By AlISTAIR WATERS Jun 06 2007 http://www.kelownacapnews.com/
The great Kelowna jail debate is about to begin again. The last time the city was slated to become home to a provincial prison, the plan caused such an uproar some residents who lived near the proposed north Kelowna site actually sold their homes and moved away. But that was after a myriad of protests, anger, frustration and the unsuccessful attempts to paint the city as the second coming of Devil’s Island if the provincial jail, and its two-years-less-a day sentences, came to town. With Solictor General John Les publicly musing about the Liberals desire to revive the NDP plan to build a jail on part of the former Hiram Walker Distillery site on the Kelowna-Lake Country border that his government killed in 2001, the battle is about to be waged anew. Back in the late 1990s when the former NDP government announced its plan to build a jail and remand centre here, the need was clear. The Kamloops Regional Correctional Centre was filled to capacity and the RCMP cells at the Doyle Avenue RCMP detachment were taking the place of proper cells for prisoners incarcerated for short-term stays.

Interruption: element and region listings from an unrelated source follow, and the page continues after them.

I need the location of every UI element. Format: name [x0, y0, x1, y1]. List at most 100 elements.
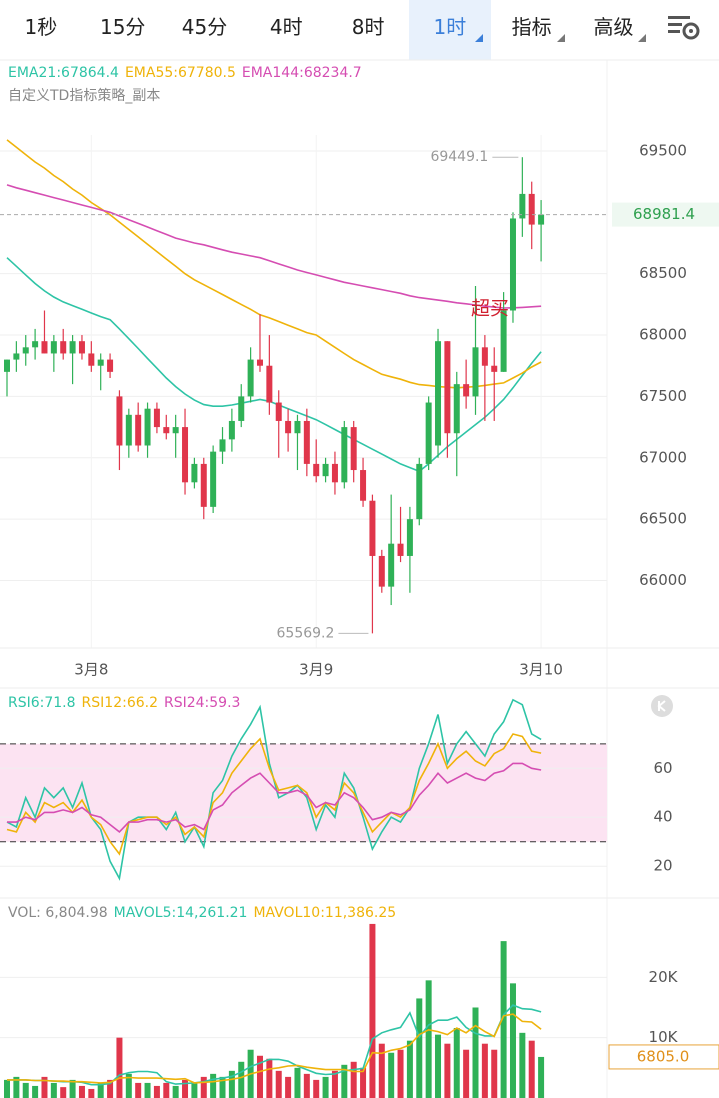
tab[interactable]: 4时: [269, 15, 303, 39]
tab[interactable]: 45分: [181, 15, 228, 39]
ema-line: [6, 184, 542, 309]
volume-bar: [313, 1079, 320, 1098]
y-tick-label: 67000: [639, 448, 687, 466]
tab[interactable]: 8时: [351, 15, 385, 39]
rsi-line: [6, 733, 542, 856]
volume-bar: [519, 1032, 526, 1098]
volume-bar: [350, 1061, 357, 1098]
volume-bar: [303, 1073, 310, 1098]
settings-icon[interactable]: [665, 12, 705, 44]
candle-body: [378, 555, 385, 587]
volume-bar: [378, 1043, 385, 1098]
low-label: 65569.2: [277, 625, 335, 641]
volume-bar: [435, 1034, 442, 1098]
candle-body: [116, 396, 123, 446]
volume-bar: [331, 1070, 338, 1098]
candle-body: [219, 439, 226, 452]
candle-body: [528, 193, 535, 225]
y-tick-label: 60: [653, 759, 672, 777]
candle-body: [369, 500, 376, 556]
tab[interactable]: 1秒: [24, 15, 58, 39]
volume-bar: [97, 1082, 104, 1098]
tab[interactable]: 15分: [99, 15, 146, 39]
candle-body: [172, 427, 179, 434]
candle-body: [60, 341, 67, 354]
volume-bar: [472, 1007, 479, 1098]
candle-body: [519, 193, 526, 219]
candle-body: [4, 359, 10, 372]
y-tick-label: 68000: [639, 326, 687, 344]
candle-body: [500, 310, 507, 372]
candle-body: [153, 408, 160, 428]
candle-body: [144, 408, 151, 446]
candle-body: [107, 359, 114, 372]
volume-bar: [219, 1076, 226, 1098]
volume-bar: [406, 1040, 413, 1098]
candle-body: [78, 341, 85, 354]
current-volume-box: [608, 1044, 719, 1070]
y-tick-label: 20: [653, 857, 672, 875]
legend-entry: EMA21:67864.4: [8, 65, 119, 81]
volume-bar: [32, 1085, 39, 1098]
volume-bar: [369, 923, 376, 1098]
volume-bar: [285, 1076, 292, 1098]
timeframe-tabs: 1秒 15分 45分 4时 8时 1时 指标 高级: [0, 0, 655, 60]
tab[interactable]: 指标: [491, 0, 573, 60]
volume-bar: [200, 1076, 207, 1098]
candle-body: [481, 347, 488, 366]
candle-body: [294, 420, 301, 434]
candle-body: [350, 427, 357, 471]
x-tick-label: 3月9: [299, 661, 333, 679]
candle-body: [238, 396, 245, 421]
volume-bar: [228, 1070, 235, 1098]
volume-bar: [275, 1070, 282, 1098]
tab[interactable]: 1时: [408, 0, 491, 60]
tab[interactable]: 高级: [573, 0, 655, 60]
candle-body: [463, 384, 470, 397]
candle-body: [163, 427, 170, 434]
volume-bar: [397, 1049, 404, 1098]
candle-body: [256, 359, 263, 366]
y-tick-label: 20K: [649, 968, 679, 986]
collapse-arrow: [657, 700, 666, 712]
candle-body: [182, 427, 189, 483]
volume-bar: [266, 1058, 273, 1098]
candle-body: [425, 402, 432, 464]
legend-entry: MAVOL10:11,386.25: [253, 905, 396, 921]
y-tick-label: 10K: [649, 1028, 679, 1046]
candle-body: [360, 470, 367, 501]
candle-body: [191, 463, 198, 483]
candle-body: [50, 341, 57, 354]
candle-body: [303, 420, 310, 464]
dropdown-arrow: [474, 34, 483, 42]
volume-bar: [50, 1082, 57, 1098]
candle-body: [210, 451, 217, 507]
y-tick-label: 40: [653, 808, 672, 826]
candle-body: [247, 359, 254, 397]
mavol-line: [7, 1004, 542, 1086]
volume-bar: [107, 1079, 114, 1098]
volume-bar: [163, 1082, 170, 1098]
candle-body: [435, 341, 442, 446]
volume-bar: [481, 1043, 488, 1098]
ema-line: [6, 139, 542, 389]
legend-entry: RSI12:66.2: [82, 695, 158, 711]
volume-bar: [191, 1082, 198, 1098]
candle-body: [125, 414, 132, 446]
volume-bar: [444, 1043, 451, 1098]
y-tick-label: 69500: [639, 141, 687, 159]
dropdown-arrow: [556, 34, 565, 42]
legend-entry: RSI6:71.8: [8, 695, 76, 711]
volume-bar: [247, 1049, 254, 1098]
ema-line: [6, 257, 542, 473]
current-volume-label: 6805.0: [637, 1047, 690, 1065]
volume-bar: [210, 1073, 217, 1098]
candle-body: [69, 341, 76, 354]
rsi-line: [7, 762, 542, 833]
candle-body: [228, 420, 235, 440]
volume-bar: [294, 1067, 301, 1098]
legend-entry: RSI24:59.3: [164, 695, 240, 711]
candle-body: [22, 347, 29, 354]
volume-bar: [360, 1067, 367, 1098]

Now, nearly 10 years later, the only thing that has changed appears to be the provincial Liberals’ attitude towards the project. Prison overcrowding in B.C. is still a problem but the Liberals have put enough space between themselves and the former NDP government that it can dust off its predecessor’s plan and make like it’s their idea for dealing with the prison population problem. The need was there then, and here now, but that’s not the issue. This is politics after all. Back in the 1990s, opponents wailed that the majority of the criminals to be housed here would be imported from elsewhere despite statistics showing the number of local prisoners who needed to be housed closer to home and, in the case of those prisoners held here on remand, closer to the Kelowna court house. Like the housing of any “undesirables,” no one wants them in their back yard. With Les’s latest comments about the government now revisiting the Kelowna jail plan, the same arguments are likely to be resurrected and the same fight will ensue.
And, as was the case in the 1990s, the residents will lose this one. If the NDP had won the 2001 election, the jail would now be up and running. Given the track record of the current provincial government over the last six years, it is unlikely this is a trial balloon. The Liberals seldom raise issues they don’t intend to follow through on. The most spectacular exception to that was the ill-fated plan to privatize operation of the Coquihalla Highway. So we can expect provincial corrections officials to be doing time in Kelowna, selling the idea of a prison here. Maybe not right away. But sooner rather than later.